The negative features are tricky because we obviously have an alpha project here that is probably closer to the start of the public testing phase than the end. Some of these cons may well be addressed before the first release candidate. The first obvious omission for a server product is that there is no security built into the server. Just supporting optional HTTP Authentication would be enough to make it practical to start running some experimental servers for something more than sandbox exercises. One thing that is a major difference to the feature set in the standard pseudo-RDBMS is that there is no way of interacting with sets of data. There is a method for changing multiple documents in one pass but what you really want to be able to do is apply a set of changes to documents identified by a query, the equivalent of SQL’s UPDATE.

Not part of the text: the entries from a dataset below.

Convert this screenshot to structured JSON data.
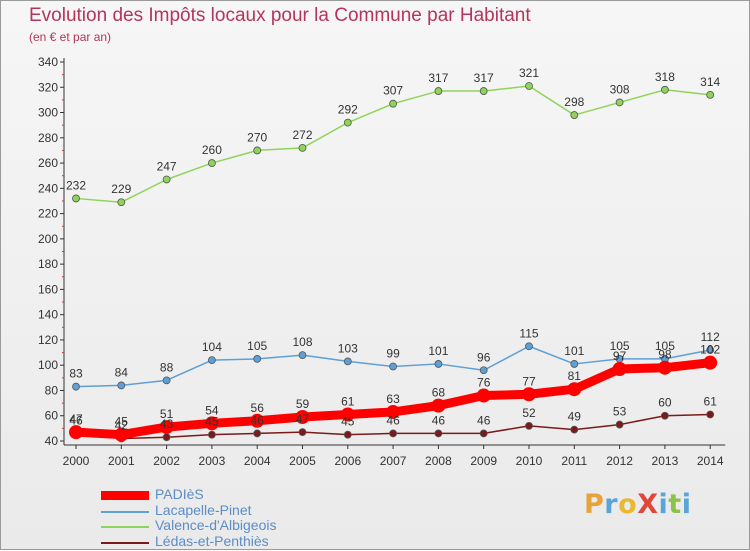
{
  "title": "Evolution des Impôts locaux pour la Commune par Habitant",
  "subtitle": "(en € et par an)",
  "logo": {
    "text": "ProXiti",
    "colors": [
      "#e7a33a",
      "#5aa4d8",
      "#e9b934",
      "#e0473b",
      "#5aa4d8",
      "#8bc34a",
      "#5aa4d8"
    ]
  },
  "chart_data": {
    "type": "line",
    "title": "Evolution des Impôts locaux pour la Commune par Habitant",
    "subtitle": "(en € et par an)",
    "x": [
      "2000",
      "2001",
      "2002",
      "2003",
      "2004",
      "2005",
      "2006",
      "2007",
      "2008",
      "2009",
      "2010",
      "2011",
      "2012",
      "2013",
      "2014"
    ],
    "ylim": [
      40,
      340
    ],
    "yticks": [
      40,
      60,
      80,
      100,
      120,
      140,
      160,
      180,
      200,
      220,
      240,
      260,
      280,
      300,
      320,
      340
    ],
    "grid": false,
    "legend_position": "bottom-left",
    "series": [
      {
        "name": "PADIèS",
        "color": "#ff0000",
        "width": 9,
        "marker": 7,
        "values": [
          47,
          45,
          51,
          54,
          56,
          59,
          61,
          63,
          68,
          76,
          77,
          81,
          97,
          98,
          102
        ],
        "labels": [
          "47",
          "45",
          "51",
          "54",
          "56",
          "59",
          "61",
          "63",
          "68",
          "76",
          "77",
          "81",
          "97",
          "98",
          "102"
        ]
      },
      {
        "name": "Lacapelle-Pinet",
        "color": "#5e9fd6",
        "width": 1.5,
        "marker": 3.5,
        "values": [
          83,
          84,
          88,
          104,
          105,
          108,
          103,
          99,
          101,
          96,
          115,
          101,
          105,
          105,
          112
        ],
        "labels": [
          "83",
          "84",
          "88",
          "104",
          "105",
          "108",
          "103",
          "99",
          "101",
          "96",
          "115",
          "101",
          "105",
          "105",
          "112"
        ]
      },
      {
        "name": "Valence-d'Albigeois",
        "color": "#8fd45a",
        "width": 1.5,
        "marker": 3.5,
        "values": [
          232,
          229,
          247,
          260,
          270,
          272,
          292,
          307,
          317,
          317,
          321,
          298,
          308,
          318,
          314
        ],
        "labels": [
          "232",
          "229",
          "247",
          "260",
          "270",
          "272",
          "292",
          "307",
          "317",
          "317",
          "321",
          "298",
          "308",
          "318",
          "314"
        ]
      },
      {
        "name": "Lédas-et-Penthiès",
        "color": "#7a1a1a",
        "width": 1.5,
        "marker": 3.5,
        "values": [
          46,
          42,
          43,
          45,
          46,
          47,
          45,
          46,
          46,
          46,
          52,
          49,
          53,
          60,
          61
        ],
        "labels": [
          "46",
          "42",
          "43",
          "45",
          "46",
          "47",
          "45",
          "46",
          "46",
          "46",
          "52",
          "49",
          "53",
          "60",
          "61"
        ]
      }
    ]
  }
}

Related to this is the fact that data in CouchDB is currently heavily based on silos. If I have a set of data referring to authors and a set of data relating to books then I currently need to duplicate data in both. One of the problems that the developers are going to face in evolving CouchDB is how to address this without introducing a solution so complex that you ask why you are not using an RDBMS? Similarly I notice in the roadmap there is an item about data validation. If you start introducing data validation and rules for validating data then before long there is going to be a question as to why you don’t simply use one of the existing document systems as all the current simplicity will have gone.

One thing that definitely needs improvement is error logging and reporting. Often the only error feedback you have is a Javascript popup that says “undefined” and a log message that tells you that the Erlang process terminated. There needs to be some more human-readable issue logging that points you towards what is going wrong.